As Professor Davis explains, "CBT says 'You can change anything you want to,' but actually sometimes you can't. That in itself can be a problem because, if you're prone to depression, you end up being hard on yourself and thinking 'I should have been able to change all this by now.' Acceptance can actually be a more positive outcome."

Mindfulness, which blends CBT with traditional Buddhist meditation practices, is fast becoming the psychological treatment du jour and having its own moment in the spotlight, with advocates including comedian Ruby Wax, who has a master's degree in mindfulness-based CBT from Oxford University.

More broadly, there's a general move towards ideas of mindfulness, acceptance, and compassion, as seen in therapies like dialectical behavioral therapy (DBT), which was originally developed to treat borderline personality disorder but can also be helpful for depression, acceptance and commitment therapy (ACT), and compassion-focused therapy.
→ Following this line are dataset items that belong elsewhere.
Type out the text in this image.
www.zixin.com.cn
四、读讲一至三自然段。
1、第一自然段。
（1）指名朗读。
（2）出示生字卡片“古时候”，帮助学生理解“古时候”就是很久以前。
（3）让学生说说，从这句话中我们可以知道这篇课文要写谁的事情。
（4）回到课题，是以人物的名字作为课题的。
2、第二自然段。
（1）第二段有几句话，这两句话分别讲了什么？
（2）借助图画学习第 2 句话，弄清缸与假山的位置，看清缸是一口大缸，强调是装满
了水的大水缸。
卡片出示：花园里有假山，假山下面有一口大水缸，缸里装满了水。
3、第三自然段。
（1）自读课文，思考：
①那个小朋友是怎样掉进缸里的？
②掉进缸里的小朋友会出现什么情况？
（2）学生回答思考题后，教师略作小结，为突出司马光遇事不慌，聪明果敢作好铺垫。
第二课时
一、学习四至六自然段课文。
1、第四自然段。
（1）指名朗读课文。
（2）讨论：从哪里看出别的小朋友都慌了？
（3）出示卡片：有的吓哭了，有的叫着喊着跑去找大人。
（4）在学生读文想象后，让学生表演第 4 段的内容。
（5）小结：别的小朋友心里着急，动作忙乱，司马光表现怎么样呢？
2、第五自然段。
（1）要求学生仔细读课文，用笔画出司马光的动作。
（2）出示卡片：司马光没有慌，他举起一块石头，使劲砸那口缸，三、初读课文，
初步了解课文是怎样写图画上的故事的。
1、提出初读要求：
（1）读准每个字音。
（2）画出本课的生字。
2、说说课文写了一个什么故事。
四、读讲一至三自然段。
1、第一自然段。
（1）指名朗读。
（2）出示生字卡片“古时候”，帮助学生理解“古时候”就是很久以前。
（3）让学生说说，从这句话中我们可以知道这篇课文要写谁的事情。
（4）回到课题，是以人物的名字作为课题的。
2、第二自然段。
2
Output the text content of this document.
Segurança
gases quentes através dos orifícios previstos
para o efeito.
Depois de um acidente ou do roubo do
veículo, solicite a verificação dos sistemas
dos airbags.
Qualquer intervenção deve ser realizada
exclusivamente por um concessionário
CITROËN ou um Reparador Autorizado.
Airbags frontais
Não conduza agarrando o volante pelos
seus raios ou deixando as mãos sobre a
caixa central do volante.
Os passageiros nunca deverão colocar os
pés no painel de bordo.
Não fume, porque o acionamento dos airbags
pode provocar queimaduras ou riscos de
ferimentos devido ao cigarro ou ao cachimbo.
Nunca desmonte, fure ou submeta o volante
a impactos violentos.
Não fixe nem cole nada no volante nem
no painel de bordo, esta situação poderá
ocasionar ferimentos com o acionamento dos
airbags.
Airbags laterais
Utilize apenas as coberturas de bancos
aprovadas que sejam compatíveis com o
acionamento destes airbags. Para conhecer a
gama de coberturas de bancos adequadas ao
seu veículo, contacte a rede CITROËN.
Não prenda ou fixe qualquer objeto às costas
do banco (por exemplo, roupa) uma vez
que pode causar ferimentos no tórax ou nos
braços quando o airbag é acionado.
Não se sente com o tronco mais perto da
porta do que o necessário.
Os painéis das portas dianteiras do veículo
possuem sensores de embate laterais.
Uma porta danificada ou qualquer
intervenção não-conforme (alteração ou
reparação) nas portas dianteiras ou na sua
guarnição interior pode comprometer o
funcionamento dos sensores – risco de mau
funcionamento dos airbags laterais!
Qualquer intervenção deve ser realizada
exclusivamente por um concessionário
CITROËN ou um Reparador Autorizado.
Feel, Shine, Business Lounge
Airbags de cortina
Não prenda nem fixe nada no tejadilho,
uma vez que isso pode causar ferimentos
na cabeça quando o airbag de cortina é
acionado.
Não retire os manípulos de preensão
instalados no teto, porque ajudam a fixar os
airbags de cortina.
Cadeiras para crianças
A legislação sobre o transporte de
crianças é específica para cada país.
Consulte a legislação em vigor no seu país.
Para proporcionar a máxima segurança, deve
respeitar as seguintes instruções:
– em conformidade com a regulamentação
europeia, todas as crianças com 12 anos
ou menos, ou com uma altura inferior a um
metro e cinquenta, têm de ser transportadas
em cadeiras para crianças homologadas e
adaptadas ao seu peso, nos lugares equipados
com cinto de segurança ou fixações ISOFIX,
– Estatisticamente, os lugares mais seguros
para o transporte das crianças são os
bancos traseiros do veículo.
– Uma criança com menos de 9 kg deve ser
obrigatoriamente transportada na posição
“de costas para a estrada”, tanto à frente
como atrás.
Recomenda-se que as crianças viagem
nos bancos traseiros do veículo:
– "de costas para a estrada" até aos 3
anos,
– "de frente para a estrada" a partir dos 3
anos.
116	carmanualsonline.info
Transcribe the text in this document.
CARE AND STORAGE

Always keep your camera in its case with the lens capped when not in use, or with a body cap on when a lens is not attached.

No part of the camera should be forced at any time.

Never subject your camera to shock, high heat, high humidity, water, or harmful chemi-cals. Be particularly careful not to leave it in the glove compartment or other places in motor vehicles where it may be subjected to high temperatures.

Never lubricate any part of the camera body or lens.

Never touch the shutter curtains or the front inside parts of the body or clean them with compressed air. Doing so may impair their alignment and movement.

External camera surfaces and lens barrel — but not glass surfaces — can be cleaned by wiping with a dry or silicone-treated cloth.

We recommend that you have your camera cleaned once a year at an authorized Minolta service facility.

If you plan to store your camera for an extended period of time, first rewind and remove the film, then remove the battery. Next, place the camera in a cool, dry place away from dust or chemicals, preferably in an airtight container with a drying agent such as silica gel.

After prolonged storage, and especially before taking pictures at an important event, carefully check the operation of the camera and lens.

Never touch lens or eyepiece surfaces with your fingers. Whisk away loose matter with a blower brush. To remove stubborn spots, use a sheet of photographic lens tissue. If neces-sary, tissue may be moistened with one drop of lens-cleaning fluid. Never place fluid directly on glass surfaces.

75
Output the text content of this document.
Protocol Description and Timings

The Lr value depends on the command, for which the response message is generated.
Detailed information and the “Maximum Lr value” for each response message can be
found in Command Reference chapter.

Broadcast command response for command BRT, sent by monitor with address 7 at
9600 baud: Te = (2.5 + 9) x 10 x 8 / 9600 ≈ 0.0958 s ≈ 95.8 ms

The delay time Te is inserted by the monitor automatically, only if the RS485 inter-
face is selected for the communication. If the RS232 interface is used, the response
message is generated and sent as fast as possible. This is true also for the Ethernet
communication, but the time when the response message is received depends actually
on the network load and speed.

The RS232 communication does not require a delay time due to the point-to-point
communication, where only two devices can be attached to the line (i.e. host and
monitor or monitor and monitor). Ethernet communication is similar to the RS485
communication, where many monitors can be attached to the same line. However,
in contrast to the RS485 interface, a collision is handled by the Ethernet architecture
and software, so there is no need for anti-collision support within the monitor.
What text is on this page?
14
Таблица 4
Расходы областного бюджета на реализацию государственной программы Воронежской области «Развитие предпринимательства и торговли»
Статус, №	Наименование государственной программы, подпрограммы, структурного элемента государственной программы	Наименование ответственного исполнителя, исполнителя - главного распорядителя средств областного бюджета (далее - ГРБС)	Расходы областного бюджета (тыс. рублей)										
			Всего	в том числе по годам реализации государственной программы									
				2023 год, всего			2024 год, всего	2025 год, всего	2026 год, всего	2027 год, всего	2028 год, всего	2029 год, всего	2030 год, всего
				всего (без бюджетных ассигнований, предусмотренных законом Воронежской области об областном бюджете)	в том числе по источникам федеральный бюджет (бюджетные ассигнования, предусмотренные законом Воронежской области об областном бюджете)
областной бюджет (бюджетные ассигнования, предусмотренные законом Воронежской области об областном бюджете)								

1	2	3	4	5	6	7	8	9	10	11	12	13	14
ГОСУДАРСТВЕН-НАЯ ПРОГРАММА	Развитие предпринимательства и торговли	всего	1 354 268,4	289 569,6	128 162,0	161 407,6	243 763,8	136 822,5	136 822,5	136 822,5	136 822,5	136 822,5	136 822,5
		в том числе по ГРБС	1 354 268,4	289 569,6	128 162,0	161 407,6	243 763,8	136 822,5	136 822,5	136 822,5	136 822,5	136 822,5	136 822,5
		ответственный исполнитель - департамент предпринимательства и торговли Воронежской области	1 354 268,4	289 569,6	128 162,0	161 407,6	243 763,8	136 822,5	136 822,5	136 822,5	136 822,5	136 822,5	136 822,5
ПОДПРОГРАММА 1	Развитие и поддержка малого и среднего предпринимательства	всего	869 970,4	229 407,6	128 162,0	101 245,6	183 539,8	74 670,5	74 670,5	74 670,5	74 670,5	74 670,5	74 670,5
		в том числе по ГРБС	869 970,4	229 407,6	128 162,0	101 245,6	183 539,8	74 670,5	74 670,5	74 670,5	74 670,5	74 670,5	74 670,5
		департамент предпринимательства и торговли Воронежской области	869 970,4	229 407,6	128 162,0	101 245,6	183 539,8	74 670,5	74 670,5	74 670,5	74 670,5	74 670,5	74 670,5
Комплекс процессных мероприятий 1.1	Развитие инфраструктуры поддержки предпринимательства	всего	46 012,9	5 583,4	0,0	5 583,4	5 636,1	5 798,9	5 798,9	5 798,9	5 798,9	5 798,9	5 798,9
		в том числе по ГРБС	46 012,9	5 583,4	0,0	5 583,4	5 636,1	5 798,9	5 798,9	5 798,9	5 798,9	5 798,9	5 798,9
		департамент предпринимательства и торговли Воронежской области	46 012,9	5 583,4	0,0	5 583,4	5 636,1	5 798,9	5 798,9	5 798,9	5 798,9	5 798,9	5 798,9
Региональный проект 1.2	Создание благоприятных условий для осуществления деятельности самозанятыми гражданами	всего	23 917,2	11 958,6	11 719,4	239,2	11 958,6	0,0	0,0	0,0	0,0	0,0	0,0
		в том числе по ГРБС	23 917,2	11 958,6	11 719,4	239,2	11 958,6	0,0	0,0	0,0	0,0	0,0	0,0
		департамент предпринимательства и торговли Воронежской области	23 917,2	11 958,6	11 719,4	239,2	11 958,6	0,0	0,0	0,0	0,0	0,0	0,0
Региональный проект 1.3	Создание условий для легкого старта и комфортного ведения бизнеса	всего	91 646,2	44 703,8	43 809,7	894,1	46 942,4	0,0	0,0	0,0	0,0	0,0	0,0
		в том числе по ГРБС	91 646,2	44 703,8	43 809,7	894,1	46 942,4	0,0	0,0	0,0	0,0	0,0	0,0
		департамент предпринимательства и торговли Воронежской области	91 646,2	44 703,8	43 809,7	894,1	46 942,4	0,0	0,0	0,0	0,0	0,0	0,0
Like plain old CBT, mindfulness-based therapies aren't a universal hit, with many praising the approach as a miracle cure and others feeling it does nothing for them. Mindfulness acknowledges CBT's limitations, but neither approach can or will have the same effect on everyone. As Watson points out, regardless of the treatment, a positive relationship with a well-qualified therapist probably remains the factor most likely to influence a recovery from depression.